ESPECTáCULOS
Muy buenas voces en el primer título del Colón
La temporada lírica 2003 se abrió con la reposición de “Simon Boccanegra”, una ópera política de Verdi en que lo privado se entremezcla con lo público. Torres fue un gran protagonista.
Por Diego Fischerman
Un muy buen elenco y una de las obras más inspiradas de Giuseppe Verdi se combinaron en una apertura de temporada de muy buen nivel. El Teatro Colón abrió su ciclo de ópera de 2003 con uno de los cantantes argentinos de trayectoria más sólida del momento, el barítono Víctor Torres, protagonizando junto al ascendente tenor Gustavo López Manzitti, la soprano italiana Maria Pia Piscitelli, el mexicano Rosendo Flores y el notable Hernán Iturralde (otro argentino, en este caso radicado en Alemania) un título caracterizado por la unidad dramática y la contundencia expresiva de escenas como el conmovedor concertante final.
La trama, como la de otras óperas de este autor, sucede en dos épocas distintas. En el comienzo, el ex corsario Simon Boccanegra es ungido dux de Génova al mismo tiempo que muere su amada, la madre de una hija ilegítima que ha desaparecido después del fallecimiento de la anciana que la cuidaba en un lejano puerto. El otro personaje central es el padre de la amada muerta, un patricio que no perdona a Boccanegra la ofensa pasada. El resto de la historia transcurre veinticinco años después. El viejo Fiesco ha criado una huérfana, aparentemente de la familia Grimaldi, que, por supuesto, no es otra que la hija de Boccanegra. Y también en este caso, estas historias privadas (la hija ama a Gabriele Adorno, uno de los principales opositores a Boccanegra) son el marco de la otra historia, la de un hombre que trata de detener las luchas fratricidas y unir a Italia. Una historia, en todo caso, muy cercana al ideario político de Verdi.
En la versión con la que esta obra volvió al escenario del Colón después de ocho años, cobran un especial protagonismo la calidez del timbre, la riqueza de matices y la exquisitez del fraseo de Torres. Este barítono que ya había cantado como protagonista el Orfeo de Monteverdi, conducido por Gabriel Garrido (la misma dupla lo registró en Europa, en una interpretación que varios especialistas señalan como la mejor existente en disco), demostró estar a la altura del personaje. Piscitelli, de buenos agudos y afinación precisa (su trino en el final del tercer acto fue tan impecable como bello), López Manzitti, seguro a pesar de cierto engolamiento y de un timbre poco homogénero, que se extrangula en el registro agudo, un potente Flores e Iturralde con una línea pura, de excelente ligado, completaron el cuarteto principal. El coro, magnífico, fue en la función del estreno la otra pieza de una ejecución musical de muy buen nivel.

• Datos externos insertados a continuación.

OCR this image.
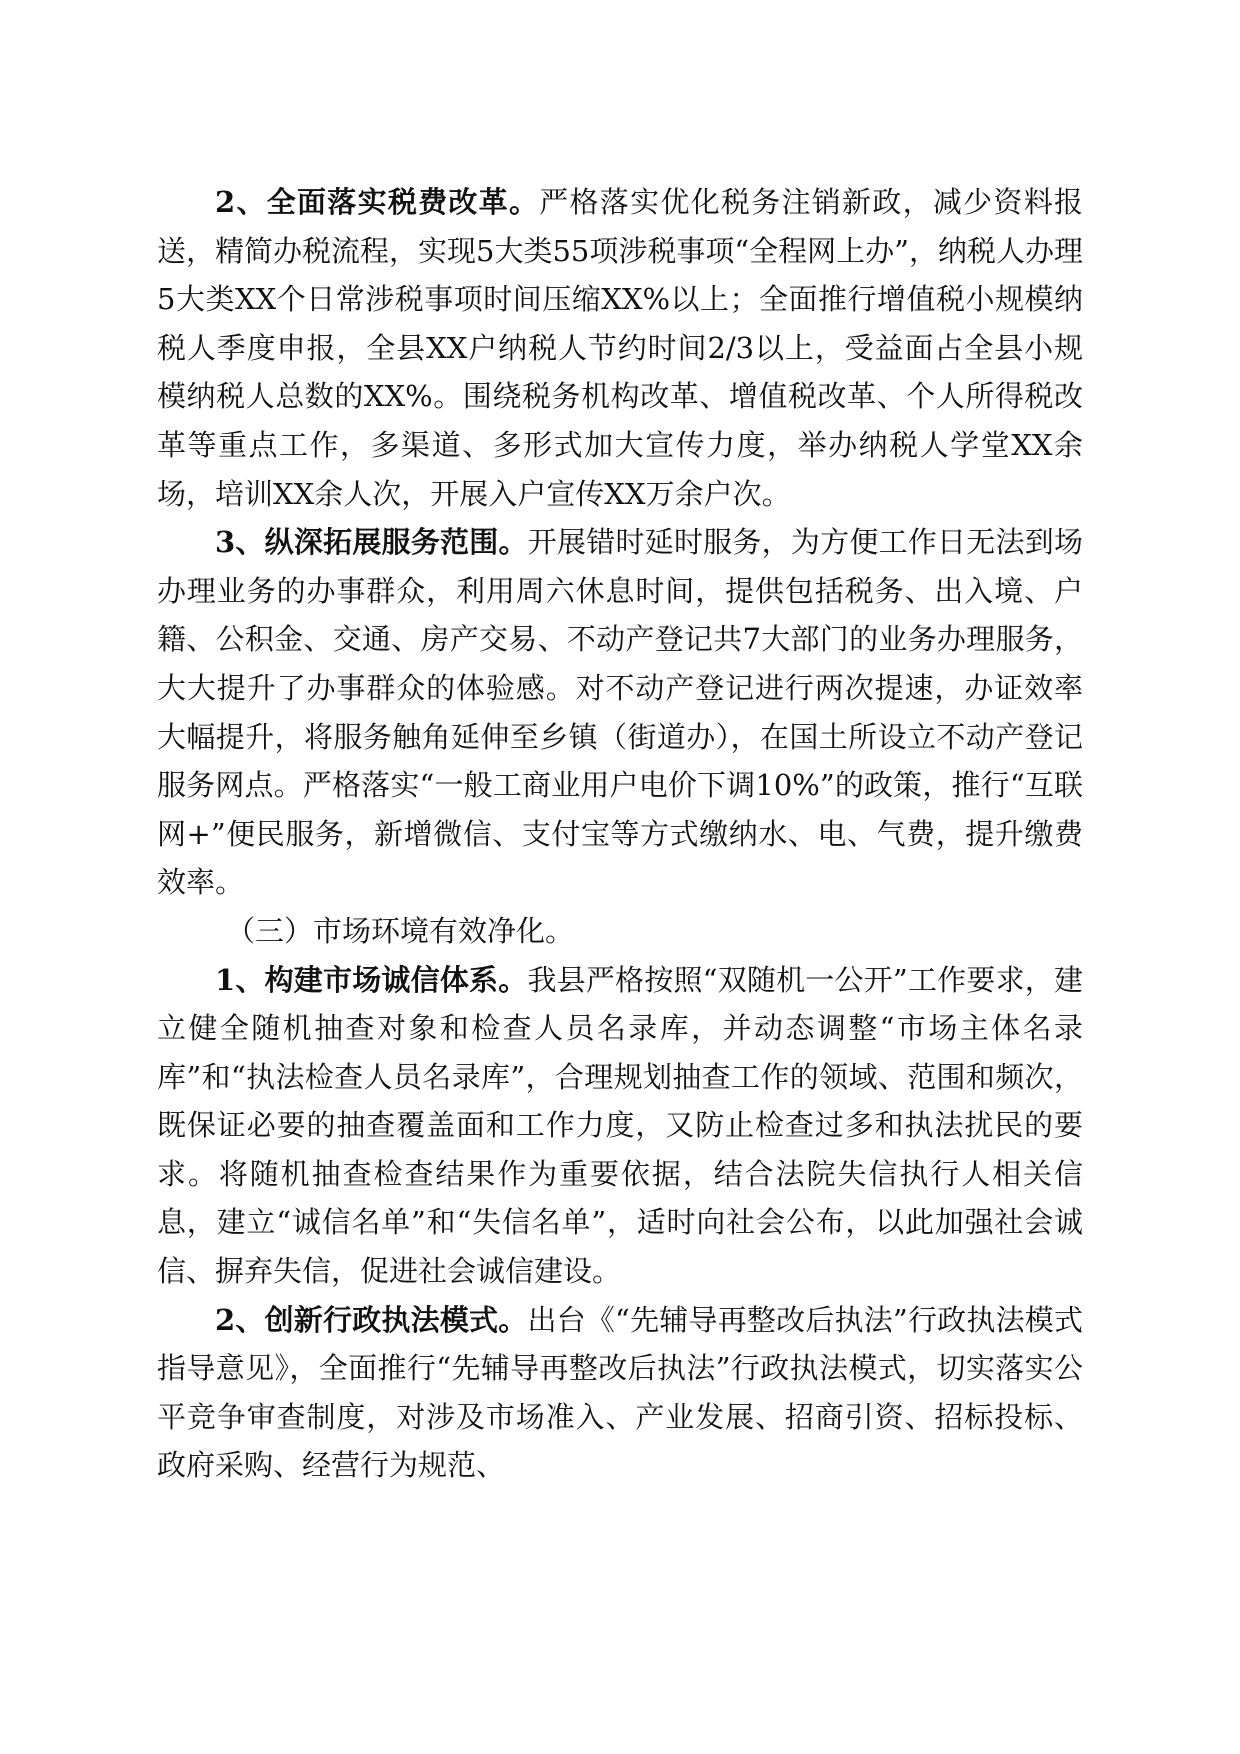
2、全面落实税费改革。严格落实优化税务注销新政，减少资料报送，精简办税流程，实现5大类55项涉税事项“全程网上办”，纳税人办理5大类XX个日常涉税事项时间压缩XX%以上；全面推行增值税小规模纳税人季度申报，全县XX户纳税人节约时间2/3以上，受益面占全县小规模纳税人总数的XX%。围绕税务机构改革、增值税改革、个人所得税改革等重点工作，多渠道、多形式加大宣传力度，举办纳税人学堂XX余场，培训XX余人次，开展入户宣传XX万余户次。

3、纵深拓展服务范围。开展错时延时服务，为方便工作日无法到场办理业务的办事群众，利用周六休息时间，提供包括税务、出入境、户籍、公积金、交通、房产交易、不动产登记共7大部门的业务办理服务，大大提升了办事群众的体验感。对不动产登记进行两次提速，办证效率大幅提升，将服务触角延伸至乡镇（街道办），在国土所设立不动产登记服务网点。严格落实“一般工商业用户电价下调10%”的政策，推行“互联网+”便民服务，新增微信、支付宝等方式缴纳水、电、气费，提升缴费效率。

（三）市场环境有效净化。

1、构建市场诚信体系。我县严格按照“双随机一公开”工作要求，建立健全随机抽查对象和检查人员名录库，并动态调整“市场主体名录库”和“执法检查人员名录库”，合理规划抽查工作的领域、范围和频次，既保证必要的抽查覆盖面和工作力度，又防止检查过多和执法扰民的要求。将随机抽查检查结果作为重要依据，结合法院失信执行人相关信息，建立“诚信名单”和“失信名单”，适时向社会公布，以此加强社会诚信、摒弃失信，促进社会诚信建设。

2、创新行政执法模式。出台《“先辅导再整改后执法”行政执法模式指导意见》，全面推行“先辅导再整改后执法”行政执法模式，切实落实公平竞争审查制度，对涉及市场准入、产业发展、招商引资、招标投标、政府采购、经营行为规范、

Massimo Biscardi (director artístico del Teatro Lírico de Cagliari) condujo la orquesta con bastante seguridad aunque careció de matices en la marcación del acompañamiento del comienzo del primer acto, más cercano en su versión a una marcha que a una de las mejores arias para soprano escritas por Verdi. Y junto a cuerdas y maderas sumamente ajustadas, hubo filas que, como la de los bronces, funcionaron sin ajuste y con fallas notorias en los ataques. El otro punto flaco es el de la inexistentemarcación actoral. Los personajes no están bien definidos. En Boccanegra, por ejemplo, abocado al amor y a la pacificación, no quedan restos de su anterior salvajismo. En el descubrimiento que Maria Boccanegra hace de su identidad, no hay verdadera emoción como tampoco la hay en la conversión de Gabriele. La escenografía, por su parte, se ajusta bastante a la diseñada en la ocasión anterior por Michael Scott, aunque suprime algunos desniveles que funcionaban muy bien para marcar distintos planos en la puesta original. No así el vestuario (el original es propiedad de la Deutsche Oper de Berlín), que transmite una sensación de pobreza inocultable y que, sobre todo en ese final en el que Boccanegra, de rojo, se asemeja a un mazorquero rosista, roza la más clásica de las fealdades. La puesta, por otra parte, además de dejar librado a cada cantante a su propio albedrío, tampoco acierta en la marcación de los movimientos de masas, siempre estáticas y poco interesantes.